A logical and demonstrated strategy is to deliberately limit the release of such additives to sufficiently inhibit the aqueous extraction of the biocide and retain their antimicrobial properties. In addition, the controlled delivery facilitates a dynamic equilibrium to maintain a minimum inhibitory concentration at the coating interface over an extended time.
The methods employed to provide controlled release of these species include encapsulating the additive in a permeable coating film, hosting the additive molecules within a macromolecular framework and bonding the additive molecule to another (generally larger) molecule.
Mechanistically, these bound additives provide the desired function through reduced water-solubility characteristics, complex guest-host-water equilibria and the physical mobility limitations of active molecules.
General examples of controlled release include methods applicable to coating systems, such as clathrate and inclusion complexes of inorganic and organic foundations, water-permeable polymers and ligating polymers that exhibit a strong affinity for a specific biocidal agent.
Waxes in Powder Coatings
What role do waxes serve in powder coatings?
In recent years, powder coatings have become a technically sound alternative to traditional, organic solventborne and waterborne coatings. As with traditional coatings, powder coatings require primarily a mixture of synthetic resins, pigments and additives offering economical and ecological advantages compared to other coating systems. These raw materials are mixed, extruded and ground to coating powders. When applied, these coatings are expected to provide thin, adhering films with performance properties that match or exceed the performance of traditional coatings.

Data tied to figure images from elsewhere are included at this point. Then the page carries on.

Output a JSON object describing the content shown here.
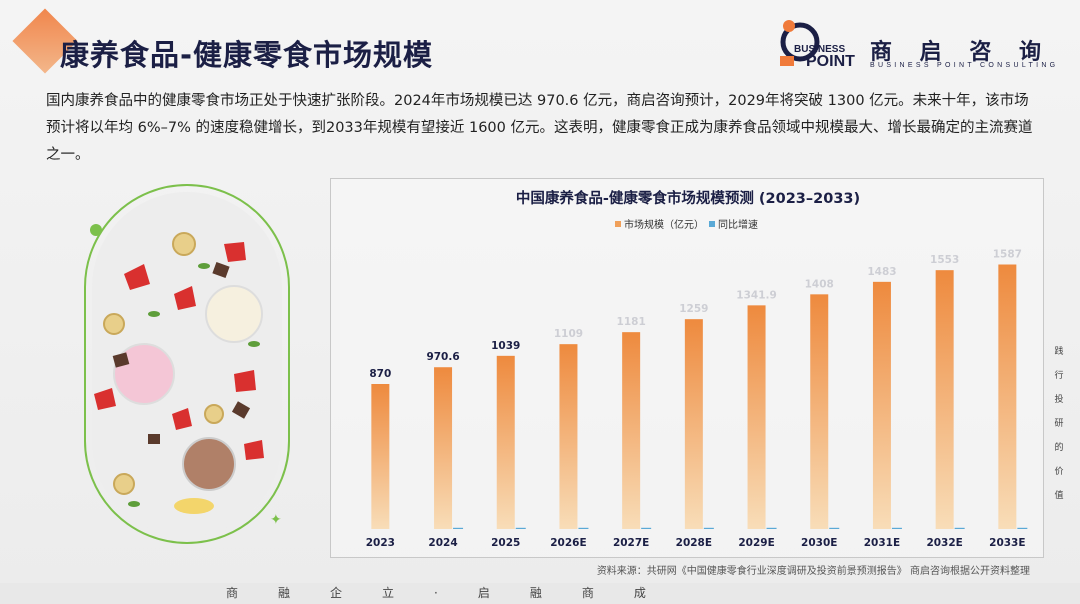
{
  "header": {
    "title": "康养食品-健康零食市场规模"
  },
  "logo": {
    "mark_text_1": "BUSINESS",
    "mark_text_2": "POINT",
    "name": "商 启 咨 询",
    "sub": "BUSINESS POINT CONSULTING"
  },
  "intro": {
    "text": "国内康养食品中的健康零食市场正处于快速扩张阶段。2024年市场规模已达 970.6 亿元，商启咨询预计，2029年将突破 1300 亿元。未来十年，该市场预计将以年均 6%–7% 的速度稳健增长，到2033年规模有望接近 1600 亿元。这表明，健康零食正成为康养食品领域中规模最大、增长最确定的主流赛道之一。"
  },
  "chart_data": {
    "type": "bar",
    "title": "中国康养食品-健康零食市场规模预测 (2023–2033)",
    "categories": [
      "2023",
      "2024",
      "2025",
      "2026E",
      "2027E",
      "2028E",
      "2029E",
      "2030E",
      "2031E",
      "2032E",
      "2033E"
    ],
    "series": [
      {
        "name": "市场规模（亿元）",
        "values": [
          870,
          970.6,
          1039,
          1109,
          1181,
          1259,
          1341.9,
          1408,
          1483,
          1553,
          1587
        ],
        "color": "#f0a05a"
      },
      {
        "name": "同比增速",
        "values": [
          null,
          11.6,
          7.0,
          6.7,
          6.5,
          6.6,
          6.6,
          4.9,
          5.3,
          4.7,
          2.2
        ],
        "color": "#5aa9d6"
      }
    ],
    "data_labels": [
      "870",
      "970.6",
      "1039",
      "1109",
      "1181",
      "1259",
      "1341.9",
      "1408",
      "1483",
      "1553",
      "1587"
    ],
    "ylim": [
      0,
      1800
    ],
    "legend_position": "top-center",
    "grid": false
  },
  "side_note": [
    "践",
    "行",
    "投",
    "研",
    "的",
    "价",
    "值"
  ],
  "source": "资料来源：共研网《中国健康零食行业深度调研及投资前景预测报告》 商启咨询根据公开资料整理",
  "footer": "商融企立·启融商成",
  "colors": {
    "accent": "#f07a3a",
    "navy": "#1b1f45",
    "bar": "#f0a05a",
    "green": "#7cc04b"
  }
}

As in traditional coatings, waxes play an important part as an additive in powder coatings. Production, storage and processing, as well as the properties of the applied powder coating, can be influenced positively by using different waxes. Examples of the application of waxes in powder coatings include improving film texture, reducing gloss and enhancing film slip and mar properties. Waxes and blends of waxes, including polyethylene and polyamide waxes, have been employed.
Silicone Additives for UV-Cure Coatings
What specific consideration is made for the application of silicone additives for UV-curable coatings?
Additives are necessary to optimize the performance of low-VOC, radiation-curable coatings. The basic criteria valid for the selection of surface-active additives for conventional or waterborne coatings are applicable for radiation-cure coatings as well. However, specific requirements for radiation-curing systems often prohibit the use of nonreactive migratory additives. To overcome migration problems and the deterioration often seen with typical nonreactive silicone additives in radiation-cure coatings, reactive additives are necessary for such systems to provide improvement in flow and leveling, substrate wetting, air release, slip properties, scratch resistance and adhesion promotion.
Typical paint-film defects, such as craters and orange peel, are avoided, and the negative effects of floating are reduced. In addition, these additives promote smooth surfaces, thus improving gloss and rendering the coating more resistant to scratching, blocking and soiling.